Language Comparison: Across both models, Java consistently outperformed Python in terms of correctness and quality of generated code. However, Python showed better results in test coverage, nearing complete coverage in some cases. The observed differences were statistically significant, confirming that language-specific factors influence LLM performance.
Model Comparison: Statistical analysis revealed significant differences between ChatGPT and GitHub Copilot. ChatGPT was superior in generating correct code, while GitHub Copilot often produced slightly higher quality code. These findings suggest that ChatGPT might be the preferred choice for generating reliable code, whereas Copilot’s integration within IDEs offers convenience and efficiency for developers.
Discussion: Key Insights and Implications
The study’s results highlight that while LLMs like ChatGPT and GitHub Copilot are promising tools for code generation, there are still areas for improvement, particularly in generating test cases. Both tools showed a clear ability to generate code that can serve as a starting point, but the gap between the generated and human-written code—especially for complex algorithms and thorough test cases—suggests that human oversight remains essential.
Correctness vs. Quality: The results underscore a trade-off between correctness and quality. ChatGPT, while producing highly correct code, occasionally fell short of Copilot in terms of quality. This suggests that while developers can rely on these tools for initial code drafts, manual refinement is often necessary to meet high-quality standards.
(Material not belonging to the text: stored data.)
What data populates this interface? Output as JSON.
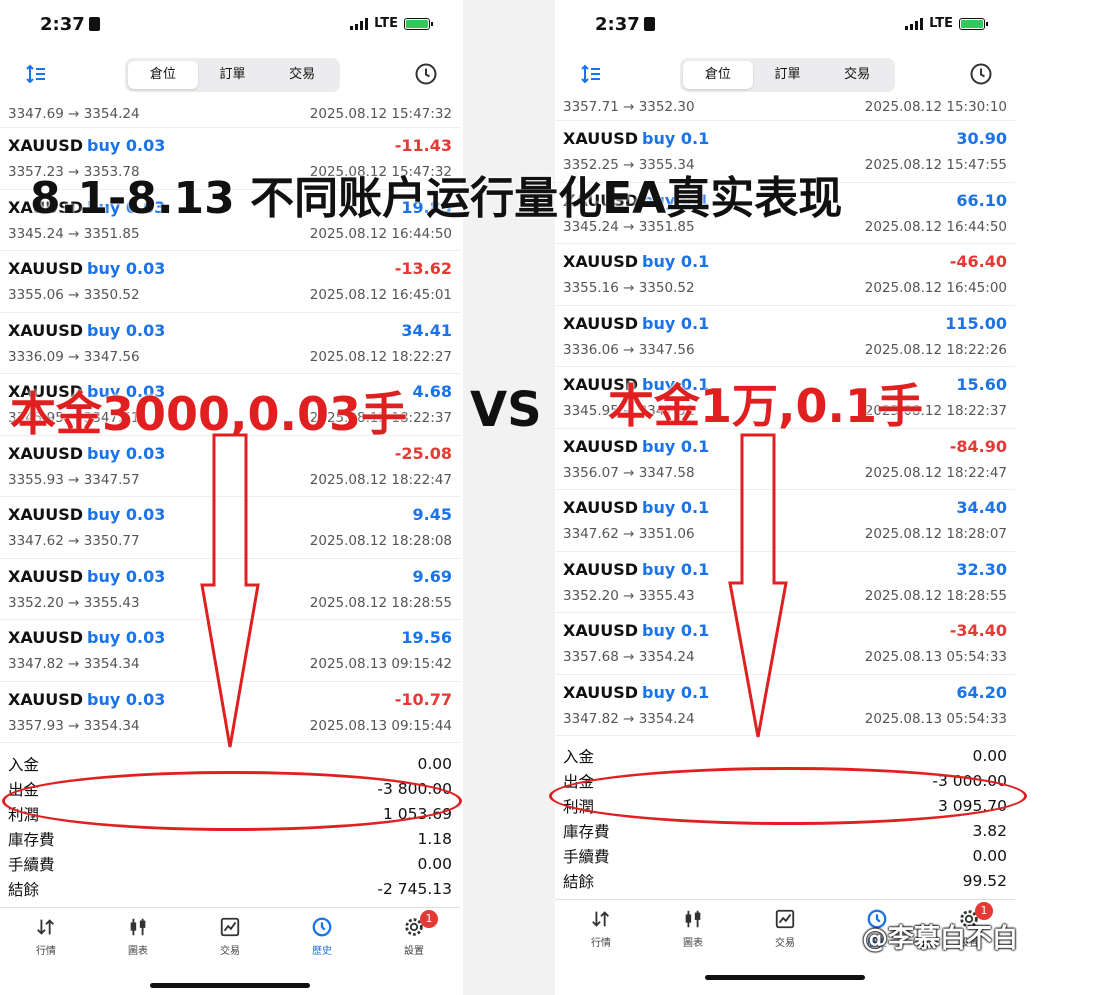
{
  "overlay": {
    "title": "8.1-8.13 不同账户运行量化EA真实表现",
    "left_label": "本金3000,0.03手",
    "vs": "VS",
    "right_label": "本金1万,0.1手",
    "watermark": "@李慕白不白"
  },
  "colors": {
    "accent_blue": "#1a73e8",
    "loss_red": "#e53935",
    "annotation_red": "#e02020",
    "battery_green": "#34c759"
  },
  "left": {
    "status_time": "2:37",
    "network": "LTE",
    "tabs": [
      "倉位",
      "訂單",
      "交易"
    ],
    "first_row": {
      "prices": "3347.69 → 3354.24",
      "date": "2025.08.12 15:47:32"
    },
    "trades": [
      {
        "symbol": "XAUUSD",
        "side": "buy 0.03",
        "profit": "-11.43",
        "prices": "3357.23 → 3353.78",
        "date": "2025.08.12 15:47:32"
      },
      {
        "symbol": "XAUUSD",
        "side": "buy 0.03",
        "profit": "19.83",
        "prices": "3345.24 → 3351.85",
        "date": "2025.08.12 16:44:50"
      },
      {
        "symbol": "XAUUSD",
        "side": "buy 0.03",
        "profit": "-13.62",
        "prices": "3355.06 → 3350.52",
        "date": "2025.08.12 16:45:01"
      },
      {
        "symbol": "XAUUSD",
        "side": "buy 0.03",
        "profit": "34.41",
        "prices": "3336.09 → 3347.56",
        "date": "2025.08.12 18:22:27"
      },
      {
        "symbol": "XAUUSD",
        "side": "buy 0.03",
        "profit": "4.68",
        "prices": "3345.95 → 3347.51",
        "date": "2025.08.12 18:22:37"
      },
      {
        "symbol": "XAUUSD",
        "side": "buy 0.03",
        "profit": "-25.08",
        "prices": "3355.93 → 3347.57",
        "date": "2025.08.12 18:22:47"
      },
      {
        "symbol": "XAUUSD",
        "side": "buy 0.03",
        "profit": "9.45",
        "prices": "3347.62 → 3350.77",
        "date": "2025.08.12 18:28:08"
      },
      {
        "symbol": "XAUUSD",
        "side": "buy 0.03",
        "profit": "9.69",
        "prices": "3352.20 → 3355.43",
        "date": "2025.08.12 18:28:55"
      },
      {
        "symbol": "XAUUSD",
        "side": "buy 0.03",
        "profit": "19.56",
        "prices": "3347.82 → 3354.34",
        "date": "2025.08.13 09:15:42"
      },
      {
        "symbol": "XAUUSD",
        "side": "buy 0.03",
        "profit": "-10.77",
        "prices": "3357.93 → 3354.34",
        "date": "2025.08.13 09:15:44"
      }
    ],
    "summary": [
      {
        "label": "入金",
        "value": "0.00"
      },
      {
        "label": "出金",
        "value": "-3 800.00"
      },
      {
        "label": "利潤",
        "value": "1 053.69"
      },
      {
        "label": "庫存費",
        "value": "1.18"
      },
      {
        "label": "手續費",
        "value": "0.00"
      },
      {
        "label": "結餘",
        "value": "-2 745.13"
      }
    ],
    "nav": [
      {
        "label": "行情",
        "icon": "trend-arrows-icon"
      },
      {
        "label": "圖表",
        "icon": "candlestick-icon"
      },
      {
        "label": "交易",
        "icon": "trade-chart-icon"
      },
      {
        "label": "歷史",
        "icon": "history-icon",
        "active": true
      },
      {
        "label": "設置",
        "icon": "gear-icon",
        "badge": "1"
      }
    ]
  },
  "right": {
    "status_time": "2:37",
    "network": "LTE",
    "tabs": [
      "倉位",
      "訂單",
      "交易"
    ],
    "first_row": {
      "prices": "3357.71 → 3352.30",
      "date": "2025.08.12 15:30:10"
    },
    "trades": [
      {
        "symbol": "XAUUSD",
        "side": "buy 0.1",
        "profit": "30.90",
        "prices": "3352.25 → 3355.34",
        "date": "2025.08.12 15:47:55"
      },
      {
        "symbol": "XAUUSD",
        "side": "buy 0.1",
        "profit": "66.10",
        "prices": "3345.24 → 3351.85",
        "date": "2025.08.12 16:44:50"
      },
      {
        "symbol": "XAUUSD",
        "side": "buy 0.1",
        "profit": "-46.40",
        "prices": "3355.16 → 3350.52",
        "date": "2025.08.12 16:45:00"
      },
      {
        "symbol": "XAUUSD",
        "side": "buy 0.1",
        "profit": "115.00",
        "prices": "3336.06 → 3347.56",
        "date": "2025.08.12 18:22:26"
      },
      {
        "symbol": "XAUUSD",
        "side": "buy 0.1",
        "profit": "15.60",
        "prices": "3345.95 → 3347.51",
        "date": "2025.08.12 18:22:37"
      },
      {
        "symbol": "XAUUSD",
        "side": "buy 0.1",
        "profit": "-84.90",
        "prices": "3356.07 → 3347.58",
        "date": "2025.08.12 18:22:47"
      },
      {
        "symbol": "XAUUSD",
        "side": "buy 0.1",
        "profit": "34.40",
        "prices": "3347.62 → 3351.06",
        "date": "2025.08.12 18:28:07"
      },
      {
        "symbol": "XAUUSD",
        "side": "buy 0.1",
        "profit": "32.30",
        "prices": "3352.20 → 3355.43",
        "date": "2025.08.12 18:28:55"
      },
      {
        "symbol": "XAUUSD",
        "side": "buy 0.1",
        "profit": "-34.40",
        "prices": "3357.68 → 3354.24",
        "date": "2025.08.13 05:54:33"
      },
      {
        "symbol": "XAUUSD",
        "side": "buy 0.1",
        "profit": "64.20",
        "prices": "3347.82 → 3354.24",
        "date": "2025.08.13 05:54:33"
      }
    ],
    "summary": [
      {
        "label": "入金",
        "value": "0.00"
      },
      {
        "label": "出金",
        "value": "-3 000.00"
      },
      {
        "label": "利潤",
        "value": "3 095.70"
      },
      {
        "label": "庫存費",
        "value": "3.82"
      },
      {
        "label": "手續費",
        "value": "0.00"
      },
      {
        "label": "結餘",
        "value": "99.52"
      }
    ],
    "nav": [
      {
        "label": "行情",
        "icon": "trend-arrows-icon"
      },
      {
        "label": "圖表",
        "icon": "candlestick-icon"
      },
      {
        "label": "交易",
        "icon": "trade-chart-icon"
      },
      {
        "label": "歷史",
        "icon": "history-icon",
        "active": true
      },
      {
        "label": "設置",
        "icon": "gear-icon",
        "badge": "1"
      }
    ]
  }
}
Impact of Language: The discrepancies between Java and Python highlight the impact of language-specific characteristics on LLM performance. Java’s structured and typed nature might offer clearer guidance to LLMs, resulting in better performance, while Python’s flexibility could pose challenges.
Evolution Over Time: Comparing the current results with past studies indicates that LLMs are improving, with notable advancements in code correctness for ChatGPT and quality for Copilot. This trend suggests that continuous improvements in LLM training and architecture could further enhance their utility in software development.
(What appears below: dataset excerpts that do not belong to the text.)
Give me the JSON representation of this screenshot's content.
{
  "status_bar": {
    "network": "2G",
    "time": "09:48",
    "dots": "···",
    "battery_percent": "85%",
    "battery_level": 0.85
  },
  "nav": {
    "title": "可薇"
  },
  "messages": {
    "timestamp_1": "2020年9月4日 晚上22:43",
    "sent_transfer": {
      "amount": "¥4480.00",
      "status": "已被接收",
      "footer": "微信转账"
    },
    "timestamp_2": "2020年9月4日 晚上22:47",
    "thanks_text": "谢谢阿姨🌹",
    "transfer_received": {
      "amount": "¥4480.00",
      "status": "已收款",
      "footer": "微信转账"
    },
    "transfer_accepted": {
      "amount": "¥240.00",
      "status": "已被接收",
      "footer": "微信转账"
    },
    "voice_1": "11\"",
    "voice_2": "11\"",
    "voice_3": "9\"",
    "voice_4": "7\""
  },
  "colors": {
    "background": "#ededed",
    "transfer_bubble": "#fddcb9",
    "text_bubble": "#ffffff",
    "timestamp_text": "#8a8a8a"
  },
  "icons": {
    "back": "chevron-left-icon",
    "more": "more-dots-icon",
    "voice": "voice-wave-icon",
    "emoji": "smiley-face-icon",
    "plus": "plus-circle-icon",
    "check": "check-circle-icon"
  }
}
Conclusion: The Future of AI in Software Development
Our study concludes that LLMs can effectively generate algorithm implementations and test codes for Java and Python, though with varying success rates. ChatGPT outperforms Copilot in generating correct code, while Copilot remains a competitive choice due to its seamless IDE integration. Importantly, neither tool is perfect, with generated test cases still requiring significant manual intervention.
The results suggest that, while LLMs are valuable assistants, they are not yet ready to fully replace human developers. As these models evolve, their role in software development will likely expand, allowing developers to focus more on complex problem-solving and less on routine coding tasks.
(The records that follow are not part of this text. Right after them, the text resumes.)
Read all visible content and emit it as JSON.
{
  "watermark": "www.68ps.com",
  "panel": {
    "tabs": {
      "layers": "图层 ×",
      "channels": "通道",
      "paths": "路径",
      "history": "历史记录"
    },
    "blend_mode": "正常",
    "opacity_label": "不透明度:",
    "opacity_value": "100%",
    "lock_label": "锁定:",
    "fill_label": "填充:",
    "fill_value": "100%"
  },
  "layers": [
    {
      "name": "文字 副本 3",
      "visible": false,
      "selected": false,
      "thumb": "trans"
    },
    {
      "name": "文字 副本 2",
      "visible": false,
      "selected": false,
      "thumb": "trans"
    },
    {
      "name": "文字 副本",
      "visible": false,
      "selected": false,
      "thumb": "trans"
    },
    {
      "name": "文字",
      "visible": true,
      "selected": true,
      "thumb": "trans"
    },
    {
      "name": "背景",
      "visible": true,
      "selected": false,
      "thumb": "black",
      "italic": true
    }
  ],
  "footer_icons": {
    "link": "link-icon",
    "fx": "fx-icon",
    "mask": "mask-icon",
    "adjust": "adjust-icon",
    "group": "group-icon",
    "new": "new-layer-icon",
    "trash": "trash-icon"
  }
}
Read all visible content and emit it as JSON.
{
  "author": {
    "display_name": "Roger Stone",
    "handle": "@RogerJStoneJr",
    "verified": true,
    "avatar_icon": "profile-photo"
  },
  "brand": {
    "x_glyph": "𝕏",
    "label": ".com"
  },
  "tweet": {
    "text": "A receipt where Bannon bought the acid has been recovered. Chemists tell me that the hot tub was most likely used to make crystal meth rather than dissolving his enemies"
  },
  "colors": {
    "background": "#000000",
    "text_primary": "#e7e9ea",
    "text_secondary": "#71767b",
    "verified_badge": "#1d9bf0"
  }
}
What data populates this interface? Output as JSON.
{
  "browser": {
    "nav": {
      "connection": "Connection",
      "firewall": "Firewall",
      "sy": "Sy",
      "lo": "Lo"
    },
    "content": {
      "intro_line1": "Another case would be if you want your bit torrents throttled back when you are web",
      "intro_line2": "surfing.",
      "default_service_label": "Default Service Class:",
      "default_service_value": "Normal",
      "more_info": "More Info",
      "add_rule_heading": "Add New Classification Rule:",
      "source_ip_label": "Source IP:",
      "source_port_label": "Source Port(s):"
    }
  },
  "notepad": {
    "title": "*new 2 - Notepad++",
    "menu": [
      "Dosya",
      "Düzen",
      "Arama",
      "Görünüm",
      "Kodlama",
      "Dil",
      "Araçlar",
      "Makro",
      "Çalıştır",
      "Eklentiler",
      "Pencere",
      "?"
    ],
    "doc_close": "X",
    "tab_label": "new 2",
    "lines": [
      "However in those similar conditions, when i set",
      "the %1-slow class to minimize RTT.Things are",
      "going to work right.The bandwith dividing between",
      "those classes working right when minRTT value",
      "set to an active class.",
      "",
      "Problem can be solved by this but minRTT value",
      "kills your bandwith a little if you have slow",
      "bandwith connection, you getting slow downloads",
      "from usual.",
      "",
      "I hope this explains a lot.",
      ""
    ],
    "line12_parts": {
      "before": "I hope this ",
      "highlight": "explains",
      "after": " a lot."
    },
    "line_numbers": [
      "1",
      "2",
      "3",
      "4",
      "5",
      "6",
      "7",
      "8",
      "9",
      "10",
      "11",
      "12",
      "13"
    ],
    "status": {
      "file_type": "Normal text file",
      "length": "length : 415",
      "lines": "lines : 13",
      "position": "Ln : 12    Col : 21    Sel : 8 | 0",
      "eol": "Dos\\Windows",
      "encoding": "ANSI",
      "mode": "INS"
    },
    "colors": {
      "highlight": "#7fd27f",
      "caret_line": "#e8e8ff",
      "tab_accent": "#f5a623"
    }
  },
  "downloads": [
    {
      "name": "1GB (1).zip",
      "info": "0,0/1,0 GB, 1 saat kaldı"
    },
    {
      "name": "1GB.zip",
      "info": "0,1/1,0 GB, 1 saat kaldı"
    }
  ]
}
Future research should explore the capabilities of LLMs in more complex scenarios, such as debugging and refactoring existing code, to better understand their potential and limitations. Additionally, further analysis of the non-deterministic nature of these models will provide deeper insights into their reliability. Ultimately, the integration of LLMs in development workflows represents a promising step forward, but one that still requires careful navigation and human oversight.